Agency templates will be available to all clients of the agency, but keep in mind that templates will only be visible to clients of the agency that created the template (since we have many agencies using Apollo!).
Organizational templates will be available to any Apollo property within the organization.
In the example shown here, any Apollo user could select the “Apollo Retail Implementation” template and see a set of business requirements that the Apollo team thinks make sense for retail clients. If Adobe Consulting Services were an Apollo agency partner, they could create templates like the retail basic and advanced ones shown here and these templates would be available to any Adobe Consulting Services customer using Apollo. Within any Apollo property, the organizational templates would be available.
Regardless of the scope of the business requirements template, selecting a template will simply narrow the list of business requirements to those in the template definition. While we are still gathering feedback on who should be creating business requirement templates, our assumption is that they will be created by solution architects. Once a business requirement template is chosen, you have the option to enable some or all of the business requirements found in that template.
When viewing business requirements within the template creator, any business requirements that are scoped at the Agency, Organization, or Property level are tagged with an ‘A’, ‘O’, or ‘P’ respectively. Additionally, when you are building a business requirement template, only the Business Requirements that are available at the scope of your template are available for adding to the template. For example, if you are creating an Agency-scoped template you will not see or be able to select any Organization-scoped business requirements to add to your template.
Business Requirement Template Uses
There are a few different use cases for business requirement templates. The primary use case is to promote implementation consistency. Whether your organization has multiple digital properties, brands or geographies, leveraging business requirement templates can help ensure that these different properties are implementing similar business requirements.

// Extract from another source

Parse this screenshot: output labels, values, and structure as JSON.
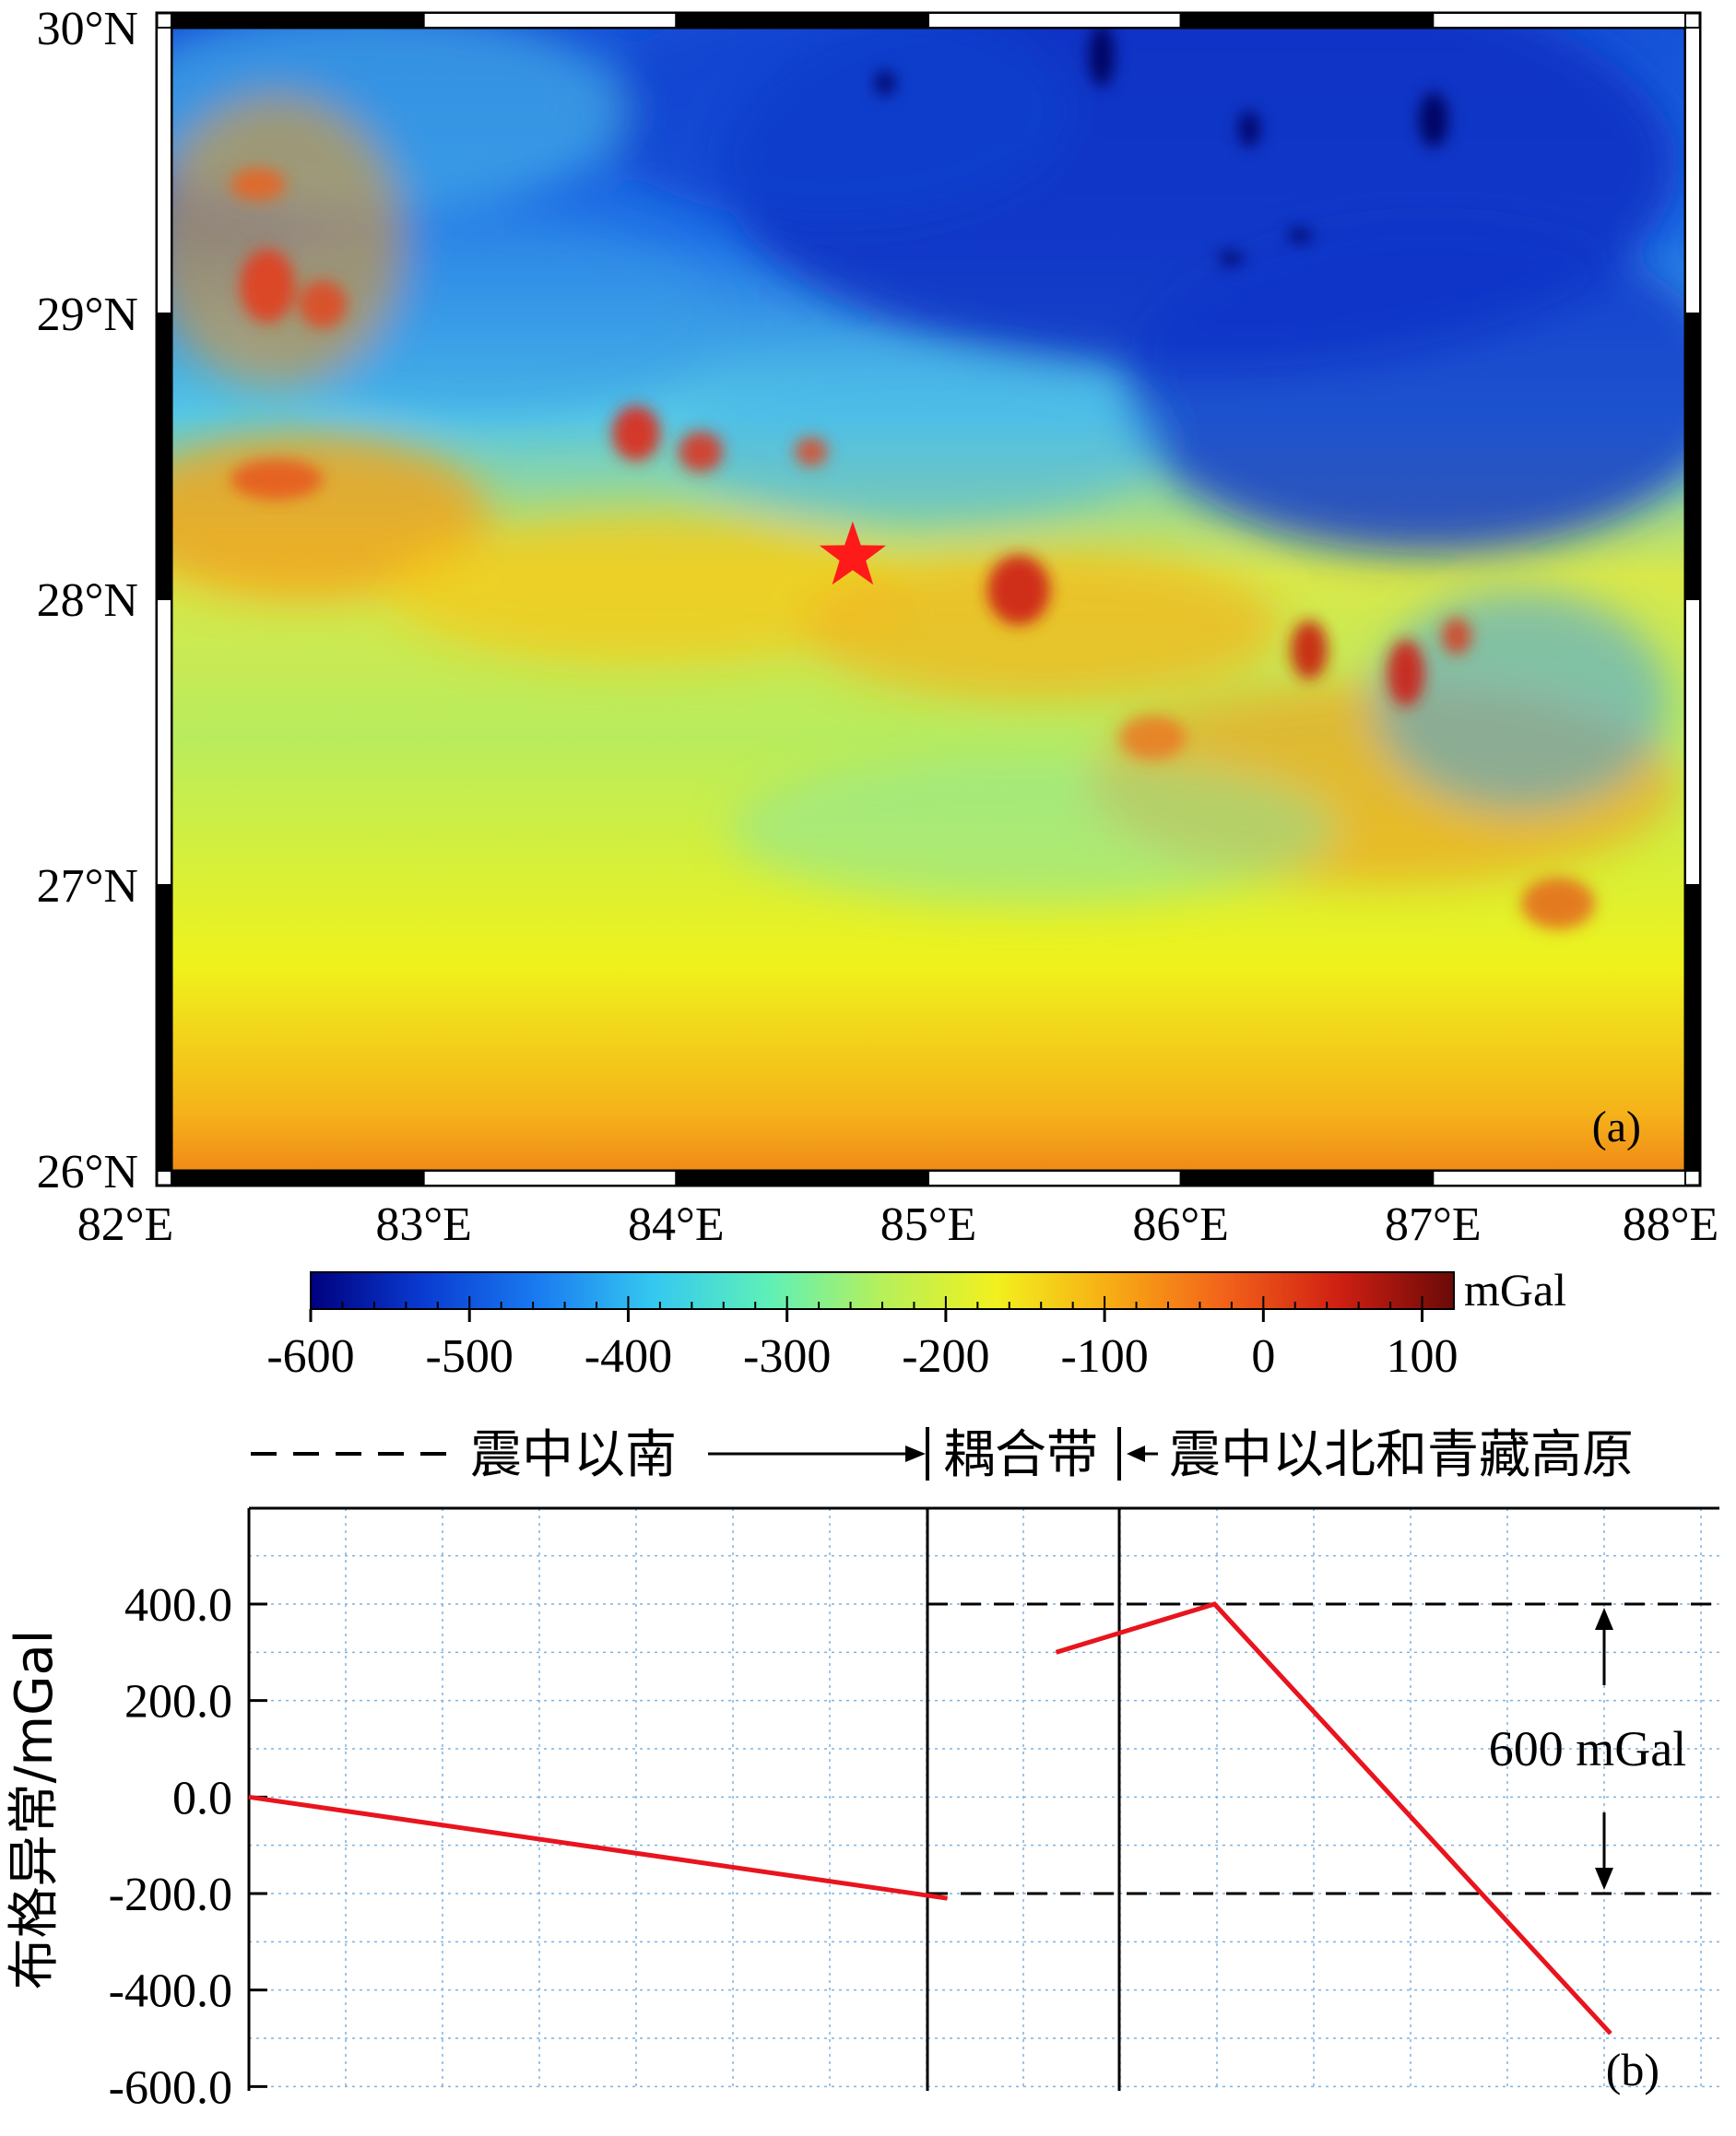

Templates can be based upon vertical, type of site, geography, etc. For example, if you have websites in thirty countries and want to make sure that every country implements a bare minimum of items consistently, you can make a “Basic Tagging” template that includes the items that are mandatory for all countries. You may have some digital properties that are more advanced than others, so you can use a “basic” vs. “advanced” template accordingly.
If you are one of our Apollo agency partners, you can create a template once and make it available to all of your different Apollo customers. This is especially powerful if you have created your own agency-specific business requirements! Business requirement templates allow you to build once and re-use these requirements across multiple clients.
While business requirement templates can be comprehensive (e.g. Retail Advanced), they can also be smaller in nature. There may be cases when you want to create a template that has just a few business requirements. You can think of these as mini implementation modules.
For example, if your digital properties have video and you want to track it consistently, but don’t want to track everything Apollo has related to video tracking, you could select just 4-5 video business requirements and save that as a “Video Implementation” template. This template could then be used by any of your digital properties that contain video.